Curriculum 29: Troubleshooting Playbook

Networking Failures & DNS

18 min · 35 XP

Troubleshooting Networking Failures

Network issues in Kubernetes range from DNS resolution failures to service connectivity problems. A systematic debugging approach saves time.

DNS Debugging

DNS is the most common source of networking failures.
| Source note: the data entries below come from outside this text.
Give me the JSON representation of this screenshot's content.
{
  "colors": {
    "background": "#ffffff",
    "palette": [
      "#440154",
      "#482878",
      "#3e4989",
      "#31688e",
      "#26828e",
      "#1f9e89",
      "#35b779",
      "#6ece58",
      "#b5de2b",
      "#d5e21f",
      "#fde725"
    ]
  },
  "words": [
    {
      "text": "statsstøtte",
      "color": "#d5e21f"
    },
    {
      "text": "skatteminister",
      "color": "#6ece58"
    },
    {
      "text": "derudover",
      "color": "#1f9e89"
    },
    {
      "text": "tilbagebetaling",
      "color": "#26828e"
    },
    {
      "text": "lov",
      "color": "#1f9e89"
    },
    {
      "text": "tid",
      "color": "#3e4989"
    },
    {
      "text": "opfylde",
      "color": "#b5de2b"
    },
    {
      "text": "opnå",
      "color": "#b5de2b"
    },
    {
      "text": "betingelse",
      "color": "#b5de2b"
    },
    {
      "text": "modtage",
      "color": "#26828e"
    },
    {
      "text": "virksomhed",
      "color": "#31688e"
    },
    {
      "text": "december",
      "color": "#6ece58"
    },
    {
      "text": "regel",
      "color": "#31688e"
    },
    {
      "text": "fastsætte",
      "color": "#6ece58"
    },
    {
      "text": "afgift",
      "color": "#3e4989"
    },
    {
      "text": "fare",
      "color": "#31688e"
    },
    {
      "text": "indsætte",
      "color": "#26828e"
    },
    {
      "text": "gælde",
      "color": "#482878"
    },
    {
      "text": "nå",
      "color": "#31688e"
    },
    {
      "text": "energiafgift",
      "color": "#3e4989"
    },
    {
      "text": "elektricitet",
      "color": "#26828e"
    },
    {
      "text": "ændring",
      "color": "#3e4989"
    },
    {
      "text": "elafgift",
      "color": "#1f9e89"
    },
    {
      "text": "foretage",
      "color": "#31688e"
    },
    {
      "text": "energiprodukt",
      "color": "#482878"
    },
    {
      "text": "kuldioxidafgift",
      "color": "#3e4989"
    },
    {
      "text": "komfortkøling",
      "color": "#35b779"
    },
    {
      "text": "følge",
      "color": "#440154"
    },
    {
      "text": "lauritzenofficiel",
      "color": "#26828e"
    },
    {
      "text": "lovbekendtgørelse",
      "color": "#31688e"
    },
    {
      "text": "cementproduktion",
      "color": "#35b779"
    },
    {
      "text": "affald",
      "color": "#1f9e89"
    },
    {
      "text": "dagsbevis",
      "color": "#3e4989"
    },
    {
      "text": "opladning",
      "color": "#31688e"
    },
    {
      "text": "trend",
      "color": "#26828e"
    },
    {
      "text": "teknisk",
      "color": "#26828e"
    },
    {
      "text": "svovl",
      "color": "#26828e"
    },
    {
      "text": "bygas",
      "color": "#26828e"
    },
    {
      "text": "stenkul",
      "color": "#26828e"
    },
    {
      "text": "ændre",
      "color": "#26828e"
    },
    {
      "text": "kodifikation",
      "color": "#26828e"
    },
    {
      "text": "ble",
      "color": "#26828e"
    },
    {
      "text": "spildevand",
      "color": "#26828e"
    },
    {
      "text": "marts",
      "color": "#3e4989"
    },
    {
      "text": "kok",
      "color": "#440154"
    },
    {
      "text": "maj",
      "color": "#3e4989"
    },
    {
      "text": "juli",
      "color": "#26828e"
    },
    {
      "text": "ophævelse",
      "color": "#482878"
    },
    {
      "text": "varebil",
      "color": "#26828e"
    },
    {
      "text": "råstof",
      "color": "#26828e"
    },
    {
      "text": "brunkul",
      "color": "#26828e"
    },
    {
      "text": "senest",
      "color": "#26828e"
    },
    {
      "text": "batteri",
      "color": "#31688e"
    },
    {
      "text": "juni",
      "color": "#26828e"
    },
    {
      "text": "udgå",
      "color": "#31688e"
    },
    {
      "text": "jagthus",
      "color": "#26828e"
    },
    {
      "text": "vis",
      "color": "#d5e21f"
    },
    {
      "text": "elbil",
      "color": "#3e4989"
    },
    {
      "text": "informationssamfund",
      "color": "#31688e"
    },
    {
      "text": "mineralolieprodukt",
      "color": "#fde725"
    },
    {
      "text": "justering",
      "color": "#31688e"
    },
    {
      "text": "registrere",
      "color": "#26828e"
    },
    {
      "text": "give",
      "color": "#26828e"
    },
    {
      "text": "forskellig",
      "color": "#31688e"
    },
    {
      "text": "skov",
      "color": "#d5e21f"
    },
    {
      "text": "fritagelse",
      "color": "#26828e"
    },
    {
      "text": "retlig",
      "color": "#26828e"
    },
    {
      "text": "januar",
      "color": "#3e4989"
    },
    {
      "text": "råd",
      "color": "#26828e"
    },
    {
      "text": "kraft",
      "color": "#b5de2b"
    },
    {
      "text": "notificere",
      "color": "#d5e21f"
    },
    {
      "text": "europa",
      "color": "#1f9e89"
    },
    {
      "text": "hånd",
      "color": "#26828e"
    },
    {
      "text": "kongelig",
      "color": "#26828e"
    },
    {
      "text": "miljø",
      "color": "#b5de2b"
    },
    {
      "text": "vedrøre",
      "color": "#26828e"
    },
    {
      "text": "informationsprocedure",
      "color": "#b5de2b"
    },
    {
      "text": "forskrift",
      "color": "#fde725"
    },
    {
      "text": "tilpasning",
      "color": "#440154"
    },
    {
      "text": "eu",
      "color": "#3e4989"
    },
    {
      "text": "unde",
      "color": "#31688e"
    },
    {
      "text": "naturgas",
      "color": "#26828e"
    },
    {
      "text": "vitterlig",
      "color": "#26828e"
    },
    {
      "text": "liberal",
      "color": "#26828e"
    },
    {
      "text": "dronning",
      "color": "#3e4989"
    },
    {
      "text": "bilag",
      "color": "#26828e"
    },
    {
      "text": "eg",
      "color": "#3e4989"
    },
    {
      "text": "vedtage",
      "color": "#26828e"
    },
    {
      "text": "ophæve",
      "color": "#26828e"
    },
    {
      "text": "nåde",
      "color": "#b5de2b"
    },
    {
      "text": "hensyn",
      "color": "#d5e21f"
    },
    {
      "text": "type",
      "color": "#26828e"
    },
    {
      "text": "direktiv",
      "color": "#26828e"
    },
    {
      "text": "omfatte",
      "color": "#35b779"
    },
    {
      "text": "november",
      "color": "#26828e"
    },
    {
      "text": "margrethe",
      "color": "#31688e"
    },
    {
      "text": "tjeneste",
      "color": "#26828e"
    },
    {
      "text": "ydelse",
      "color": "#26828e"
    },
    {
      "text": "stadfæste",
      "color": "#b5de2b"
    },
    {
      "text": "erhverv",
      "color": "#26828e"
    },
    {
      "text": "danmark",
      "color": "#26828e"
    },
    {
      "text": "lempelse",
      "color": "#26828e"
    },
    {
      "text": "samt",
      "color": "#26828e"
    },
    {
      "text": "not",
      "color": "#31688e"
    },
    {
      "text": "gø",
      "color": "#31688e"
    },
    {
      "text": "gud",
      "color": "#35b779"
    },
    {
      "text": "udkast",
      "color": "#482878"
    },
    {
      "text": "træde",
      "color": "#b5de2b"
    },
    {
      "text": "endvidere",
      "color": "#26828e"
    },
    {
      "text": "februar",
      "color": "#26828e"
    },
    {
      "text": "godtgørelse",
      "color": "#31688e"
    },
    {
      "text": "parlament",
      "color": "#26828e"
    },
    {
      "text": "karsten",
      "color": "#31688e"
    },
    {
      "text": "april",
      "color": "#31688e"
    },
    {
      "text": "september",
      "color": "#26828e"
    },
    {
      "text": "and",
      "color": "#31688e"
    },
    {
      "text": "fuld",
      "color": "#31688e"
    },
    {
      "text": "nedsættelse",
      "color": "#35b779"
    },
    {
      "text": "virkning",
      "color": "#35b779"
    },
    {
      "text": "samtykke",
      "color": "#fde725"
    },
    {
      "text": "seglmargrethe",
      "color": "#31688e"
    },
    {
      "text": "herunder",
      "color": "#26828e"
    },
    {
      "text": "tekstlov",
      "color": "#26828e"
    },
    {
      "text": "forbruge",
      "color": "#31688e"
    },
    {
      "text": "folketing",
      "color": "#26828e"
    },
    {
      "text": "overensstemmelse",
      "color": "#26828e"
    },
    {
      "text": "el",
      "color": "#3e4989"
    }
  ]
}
CoreDNS resolves service names within the cluster:

# Run a temporary debug pod with DNS tools
kubectl run dns-debug --rm -it --image=busybox -- /bin/sh

# Inside the debug pod, test DNS resolution
nslookup kubernetes.default.svc.cluster.local
nslookup my-service.production.svc.cluster.local

# Check if CoreDNS pods are running
kubectl get pods -n kube-system -l k8s-app=kube-dns

# View CoreDNS logs for errors
kubectl logs -n kube-system -l k8s-app=kube-dns --tail=50

# Check CoreDNS configmap
kubectl get configmap coredns -n kube-system -o yaml

Service Connectivity

# Verify the service exists and has endpoints
kubectl get svc my-service -n production
kubectl get endpoints my-service -n production

# If endpoints are empty, check label selectors
kubectl get svc my-service -o jsonpath='{.spec.selector}'
kubectl get pods -l app=myapp -n production

# Test connectivity from within the cluster
kubectl run curl-test --rm -it --image=curlimages/curl -- \
  curl -v http://my-service.production.svc:8080/health

Pod-to-Pod Communication

# Get the pod IP
kubectl get pod myapp -o jsonpath='{.status.podIP}'

# Test direct pod-to-pod connectivity
kubectl run net-test --rm -it --image=busybox -- \
  wget -qO- http://10.244.1.15:8080

# Check if network policies are blocking traffic
kubectl get networkpolicies -n production

# Verify the CNI plugin is healthy
kubectl get pods -n kube-system | grep -E "calico|flannel|cilium"

Common Fixes

# Restart CoreDNS if DNS is broken
kubectl rollout restart deployment/coredns -n kube-system

# Check node-to-node connectivity
kubectl get nodes -o wide  # Compare INTERNAL-IP addresses

# Verify kube-proxy is running
kubectl get pods -n kube-system -l k8s-app=kube-proxy

When debugging, work from the application layer down: DNS first, then service endpoints, then pod IPs, then node networking.